|Application of Biomass-energy Technologies (Habitat, 1993)|
Biomass is considered to be one of the key renewable energy resources of the future at both small- and large-scale levels (Johansson et al, 1992). It already supplies 14 per cent of the world's energy, and the many future projects being assessed, if implemented, could increase the role of biomass in the overall energy system. On average, biomass produces 38 per cent of the primary energy in developing countries (90 per cent in some countries), where it is the largest single energy source. Biomass energy is likely to remain an important global energy source in developing countries well into the next century. A number of developed countries also use biomass quite substantially, e.g., the United States of America which derives 4 per cent of its total energy from biomass (nearly as much as it derives from nuclear power), Sweden 14 per cent and Austria 10 per cent (Hall et al, 1992b).
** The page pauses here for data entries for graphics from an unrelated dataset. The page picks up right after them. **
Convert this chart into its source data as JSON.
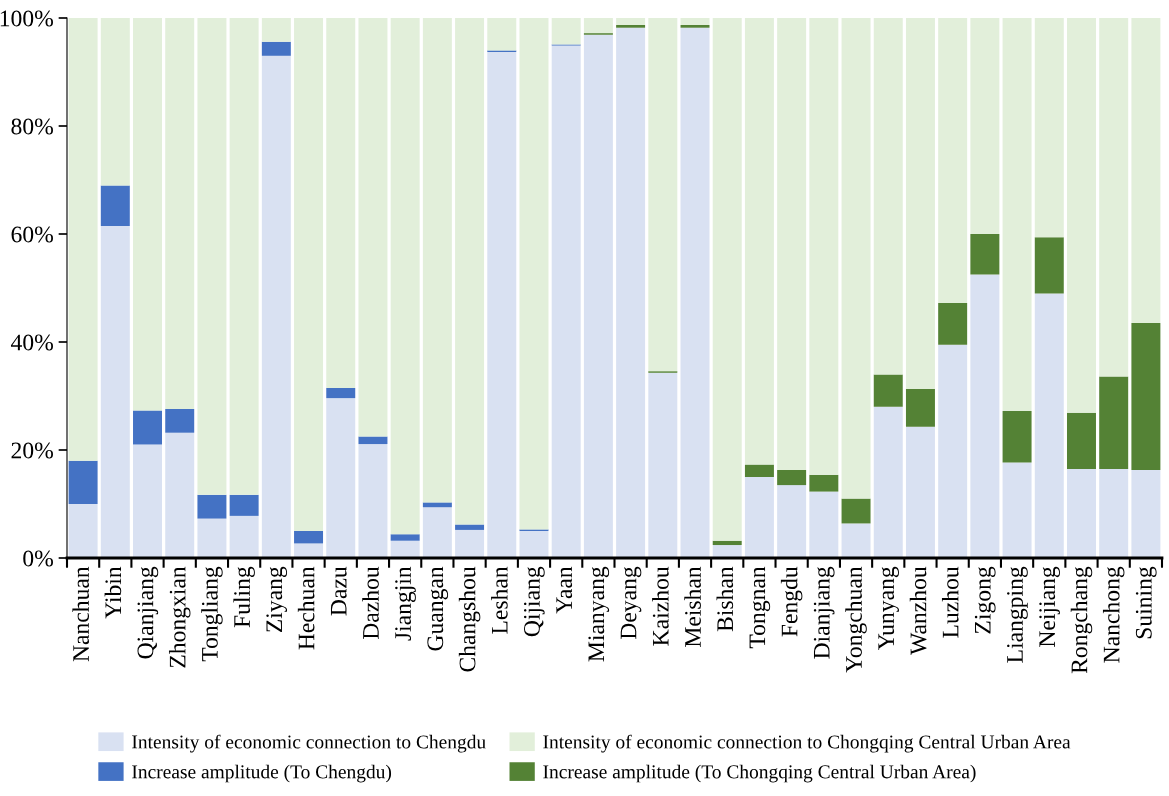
{
  "chart_data": {
    "type": "bar",
    "stacked": true,
    "categories": [
      "Nanchuan",
      "Yibin",
      "Qianjiang",
      "Zhongxian",
      "Tongliang",
      "Fuling",
      "Ziyang",
      "Hechuan",
      "Dazu",
      "Dazhou",
      "Jiangjin",
      "Guangan",
      "Changshou",
      "Leshan",
      "Qijiang",
      "Yaan",
      "Mianyang",
      "Deyang",
      "Kaizhou",
      "Meishan",
      "Bishan",
      "Tongnan",
      "Fengdu",
      "Dianjiang",
      "Yongchuan",
      "Yunyang",
      "Wanzhou",
      "Luzhou",
      "Zigong",
      "Liangping",
      "Neijiang",
      "Rongchang",
      "Nanchong",
      "Suining"
    ],
    "series": [
      {
        "name": "Intensity of economic connection to Chengdu",
        "color": "#d9e1f2",
        "values": [
          10,
          61.5,
          21,
          23.2,
          7.3,
          7.8,
          93,
          2.7,
          29.6,
          21.1,
          3.2,
          9.4,
          5.2,
          93.7,
          5.0,
          94.9,
          96.9,
          98.2,
          34.3,
          98.2,
          2.4,
          15,
          13.5,
          12.3,
          6.4,
          28,
          24.3,
          39.5,
          52.5,
          17.7,
          49,
          16.5,
          16.5,
          16.3
        ]
      },
      {
        "name": "Increase amplitude (To Chengdu)",
        "color": "#4472c4",
        "values": [
          8,
          7.5,
          6.3,
          4.4,
          4.4,
          3.9,
          2.6,
          2.3,
          1.9,
          1.4,
          1.2,
          0.9,
          1.0,
          0.3,
          0.3,
          0.2,
          0,
          0,
          0,
          0,
          0,
          0,
          0,
          0,
          0,
          0,
          0,
          0,
          0,
          0,
          0,
          0,
          0,
          0
        ]
      },
      {
        "name": "Increase amplitude (To Chongqing Central Urban Area)",
        "color": "#548235",
        "values": [
          0,
          0,
          0,
          0,
          0,
          0,
          0,
          0,
          0,
          0,
          0,
          0,
          0,
          0,
          0,
          0,
          0.3,
          0.5,
          0.3,
          0.5,
          0.8,
          2.3,
          2.8,
          3.1,
          4.6,
          6,
          7,
          7.7,
          7.5,
          9.5,
          10.4,
          10.4,
          17.1,
          27.2
        ]
      },
      {
        "name": "Intensity of economic connection to Chongqing Central Urban Area",
        "color": "#e2efda",
        "values": [
          82,
          31,
          72.7,
          72.4,
          88.3,
          88.3,
          4.4,
          95,
          68.5,
          77.5,
          95.6,
          89.7,
          93.8,
          6,
          94.7,
          4.9,
          2.8,
          1.3,
          65.4,
          1.3,
          96.8,
          82.7,
          83.7,
          84.6,
          89,
          66,
          68.7,
          52.8,
          40,
          72.8,
          40.6,
          73.1,
          66.4,
          56.5
        ]
      }
    ],
    "ylim": [
      0,
      100
    ],
    "yticks": [
      {
        "value": 0,
        "label": "0%"
      },
      {
        "value": 20,
        "label": "20%"
      },
      {
        "value": 40,
        "label": "40%"
      },
      {
        "value": 60,
        "label": "60%"
      },
      {
        "value": 80,
        "label": "80%"
      },
      {
        "value": 100,
        "label": "100%"
      }
    ],
    "grid": false,
    "legend": "bottom"
  }
}
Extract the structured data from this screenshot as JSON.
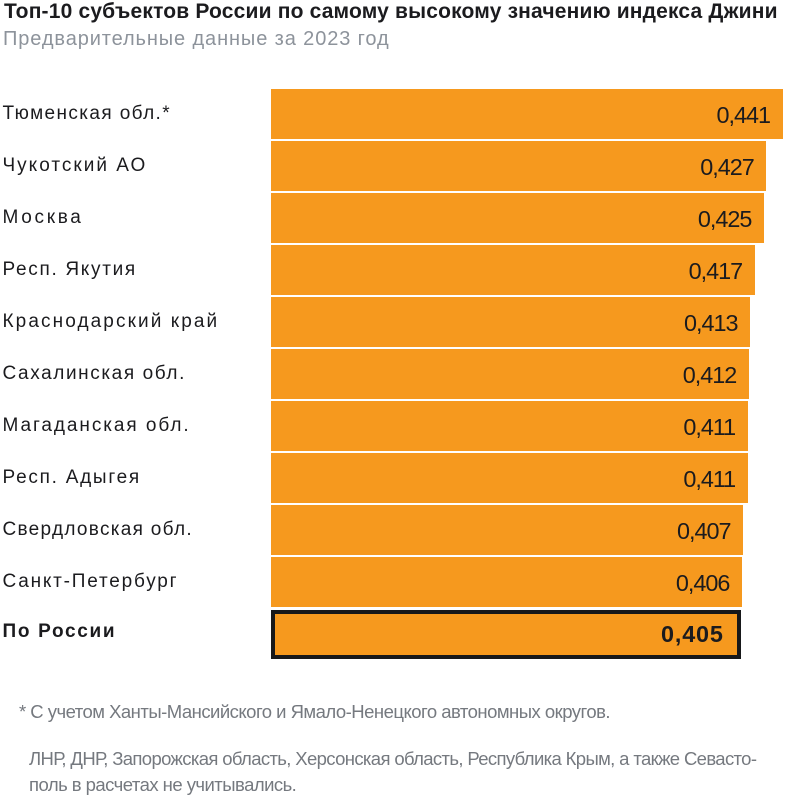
{
  "title": "Топ-10 субъектов России по самому высокому значению индекса Джини",
  "subtitle": "Предварительные данные за 2023 год",
  "chart_data": {
    "type": "bar",
    "orientation": "horizontal",
    "categories": [
      "Тюменская обл.*",
      "Чукотский АО",
      "Москва",
      "Респ. Якутия",
      "Краснодарский край",
      "Сахалинская обл.",
      "Магаданская обл.",
      "Респ. Адыгея",
      "Свердловская обл.",
      "Санкт-Петербург",
      "По России"
    ],
    "values": [
      0.441,
      0.427,
      0.425,
      0.417,
      0.413,
      0.412,
      0.411,
      0.411,
      0.407,
      0.406,
      0.405
    ],
    "value_labels": [
      "0,441",
      "0,427",
      "0,425",
      "0,417",
      "0,413",
      "0,412",
      "0,411",
      "0,411",
      "0,407",
      "0,406",
      "0,405"
    ],
    "xlim": [
      0,
      0.441
    ],
    "highlighted_category": "По России",
    "bar_color": "#f6991e",
    "highlight_border_color": "#17181a",
    "legend": false,
    "grid": false
  },
  "footnotes": {
    "asterisk_note": "* С учетом Ханты-Мансийского и Ямало-Ненецкого автономных округов.",
    "exclusion_note_lines": [
      "ЛНР, ДНР, Запорожская область, Херсонская область, Республика Крым, а также Севасто-",
      "поль в расчетах не учитывались."
    ]
  }
}
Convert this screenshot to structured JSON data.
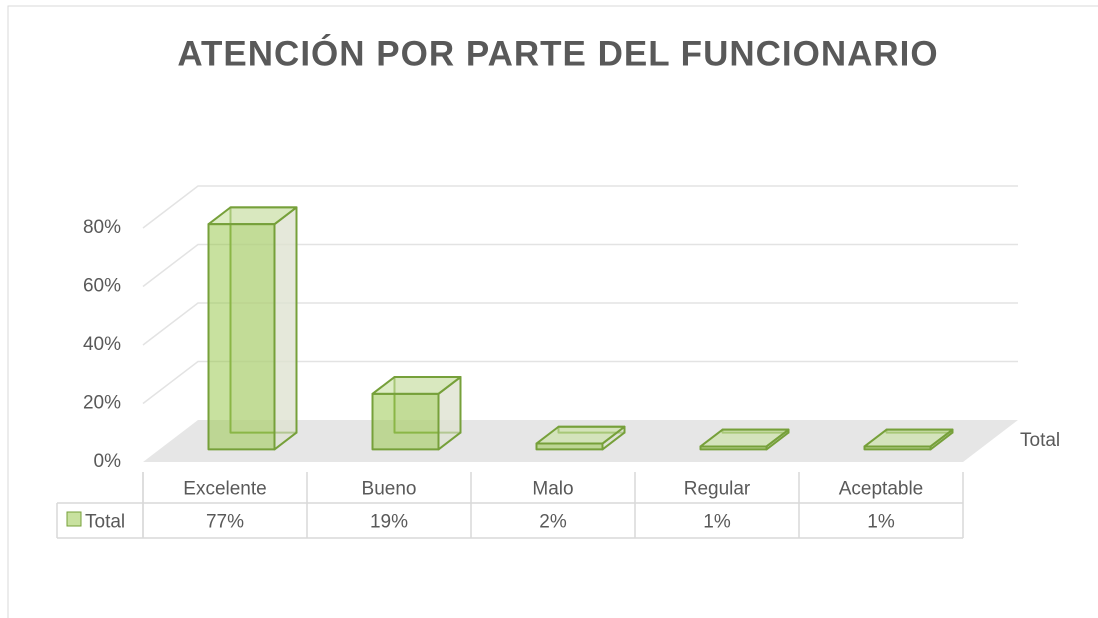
{
  "chart_data": {
    "type": "bar3d",
    "title": "ATENCIÓN POR PARTE DEL FUNCIONARIO",
    "categories": [
      "Excelente",
      "Bueno",
      "Malo",
      "Regular",
      "Aceptable"
    ],
    "series": [
      {
        "name": "Total",
        "color": "#9bc850",
        "values": [
          77,
          19,
          2,
          1,
          1
        ],
        "value_labels": [
          "77%",
          "19%",
          "2%",
          "1%",
          "1%"
        ]
      }
    ],
    "ylim": [
      0,
      80
    ],
    "yticks": [
      {
        "value": 0,
        "label": "0%"
      },
      {
        "value": 20,
        "label": "20%"
      },
      {
        "value": 40,
        "label": "40%"
      },
      {
        "value": 60,
        "label": "60%"
      },
      {
        "value": 80,
        "label": "80%"
      }
    ],
    "grid": true
  }
}
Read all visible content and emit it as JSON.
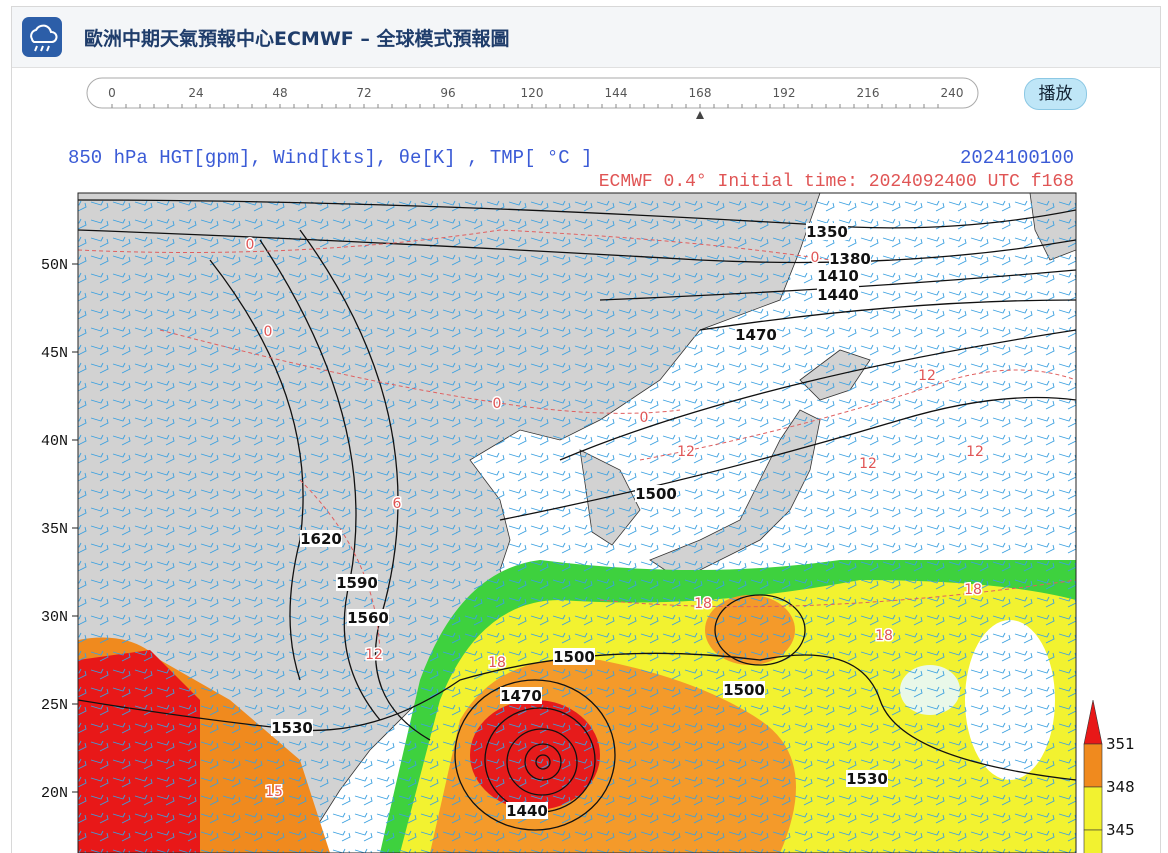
{
  "header": {
    "title": "歐洲中期天氣預報中心ECMWF – 全球模式預報圖"
  },
  "timeline": {
    "ticks": [
      0,
      24,
      48,
      72,
      96,
      120,
      144,
      168,
      192,
      216,
      240
    ],
    "play_button": "播放"
  },
  "map": {
    "title": "850 hPa  HGT[gpm], Wind[kts], θe[K] , TMP[ °C ]",
    "valid_time": "2024100100",
    "subtitle": "ECMWF 0.4° Initial time: 2024092400 UTC f168",
    "lat_labels": [
      "50N",
      "45N",
      "40N",
      "35N",
      "30N",
      "25N",
      "20N"
    ],
    "height_labels": [
      1350,
      1380,
      1410,
      1440,
      1470,
      1500,
      1620,
      1590,
      1560,
      1530,
      1500,
      1470,
      1440,
      1500,
      1530
    ],
    "temperature_labels": [
      0,
      0,
      0,
      0,
      0,
      6,
      12,
      12,
      12,
      12,
      12,
      18,
      18,
      18,
      18,
      15
    ],
    "colorbar_labels": [
      351,
      348,
      345
    ]
  }
}
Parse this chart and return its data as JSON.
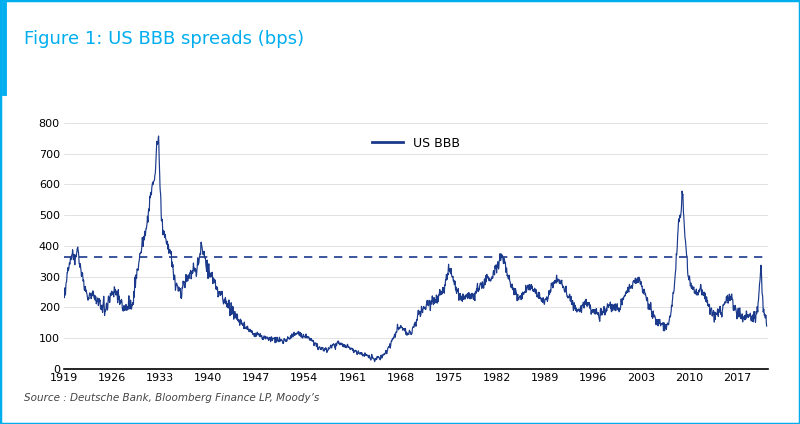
{
  "title": "Figure 1: US BBB spreads (bps)",
  "title_color": "#00AEEF",
  "legend_label": "US BBB",
  "source_text": "Source : Deutsche Bank, Bloomberg Finance LP, Moody’s",
  "line_color": "#1B3A8C",
  "dashed_line_color": "#1B3A8C",
  "dashed_line_value": 365,
  "background_color": "#FFFFFF",
  "border_color": "#00AEEF",
  "ylim": [
    0,
    800
  ],
  "yticks": [
    0,
    100,
    200,
    300,
    400,
    500,
    600,
    700,
    800
  ],
  "xtick_years": [
    1919,
    1926,
    1933,
    1940,
    1947,
    1954,
    1961,
    1968,
    1975,
    1982,
    1989,
    1996,
    2003,
    2010,
    2017
  ],
  "start_year": 1919,
  "end_year": 2021
}
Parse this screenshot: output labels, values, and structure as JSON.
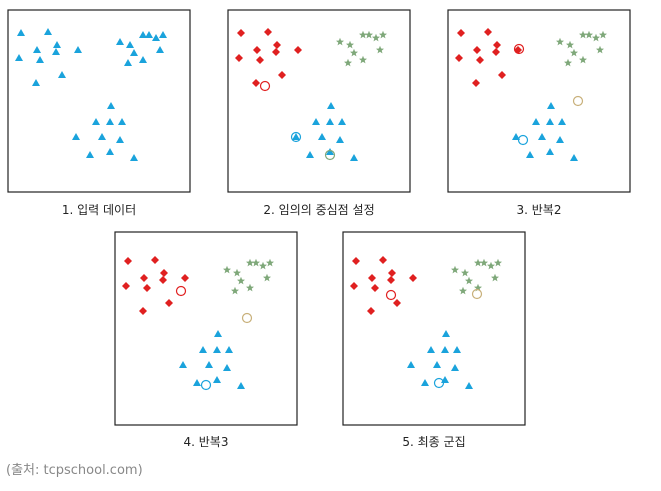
{
  "panels": [
    {
      "caption": "1. 입력 데이터"
    },
    {
      "caption": "2. 임의의 중심점 설정"
    },
    {
      "caption": "3. 반복2"
    },
    {
      "caption": "4. 반복3"
    },
    {
      "caption": "5. 최종 군집"
    }
  ],
  "source": "(출처: tcpschool.com)"
}
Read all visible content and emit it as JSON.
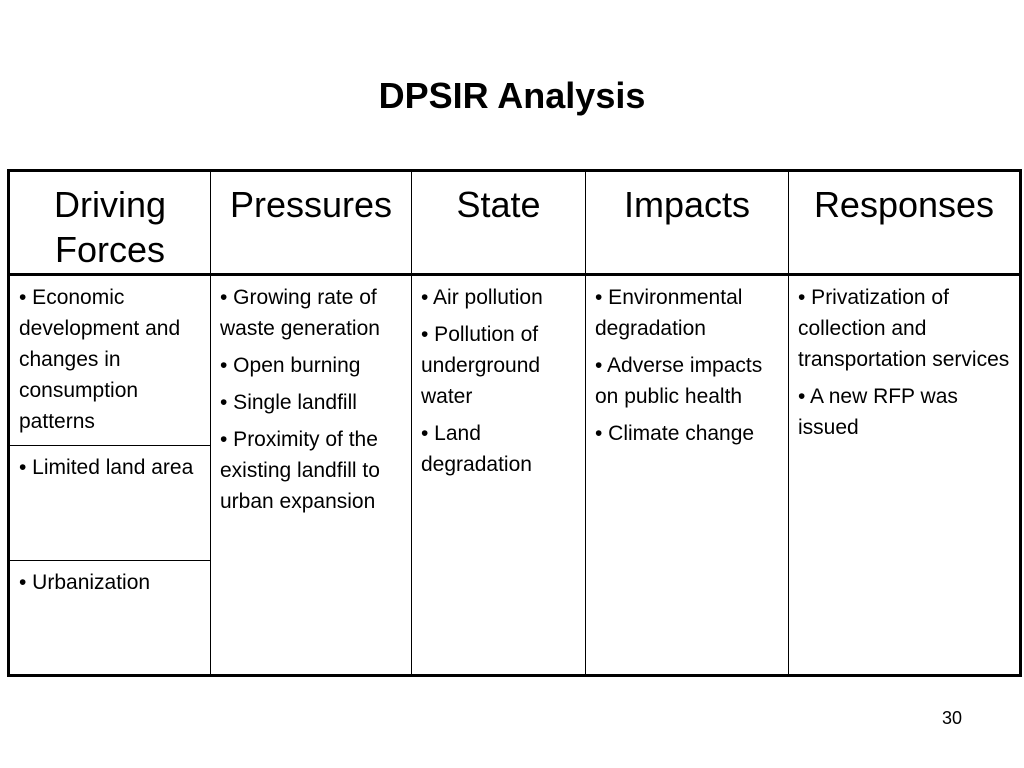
{
  "title": "DPSIR Analysis",
  "table": {
    "headers": {
      "driving_forces_line1": "Driving",
      "driving_forces_line2": "Forces",
      "pressures": "Pressures",
      "state": "State",
      "impacts": "Impacts",
      "responses": "Responses"
    },
    "driving_forces": [
      "• Economic development and changes in consumption patterns",
      "• Limited land area",
      "• Urbanization"
    ],
    "pressures": [
      "• Growing rate of waste generation",
      "• Open burning",
      "• Single landfill",
      "• Proximity of the existing landfill to urban expansion"
    ],
    "state": [
      "• Air pollution",
      "• Pollution of underground water",
      "• Land degradation"
    ],
    "impacts": [
      "• Environmental degradation",
      "• Adverse impacts on public health",
      "• Climate change"
    ],
    "responses": [
      "• Privatization of collection and transportation services",
      "• A new RFP was issued"
    ]
  },
  "page_number": "30"
}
Biomass is generally and wrongly regarded as a low-status fuel, and rarely finds its way into energy statistics. Nevertheless, biomass can lay claim to being considered as a renewable equivalent to fossil fuels. It offers considerable flexibility of fuel supply due to the range and diversity of fuels which can be produced (Jones, 1989). It can be converted into liquid and gaseous fuels and to electricity via gas turbines; it can also serve as a feedstock for direct combustion in modern devices, ranging from very-small-scale domestic boilers to multi-megawatt size power plants.
Biomass-energy systems can increase the energy available for economic development without contributing to the greenhouse effect since biomass is not a net emitter of CO2 to the atmosphere when it is produced and used sustainably. It also has other benign environmental attributes such as lower sulphur and NOX emissions and can help rehabilitate degraded lands. There is a growing recognition that the use of biomass energy in larger commercial systems based on sustainable, already accumulated resources and residues can help improve natural resource management (Hall and Rosillo-Calle, 1991).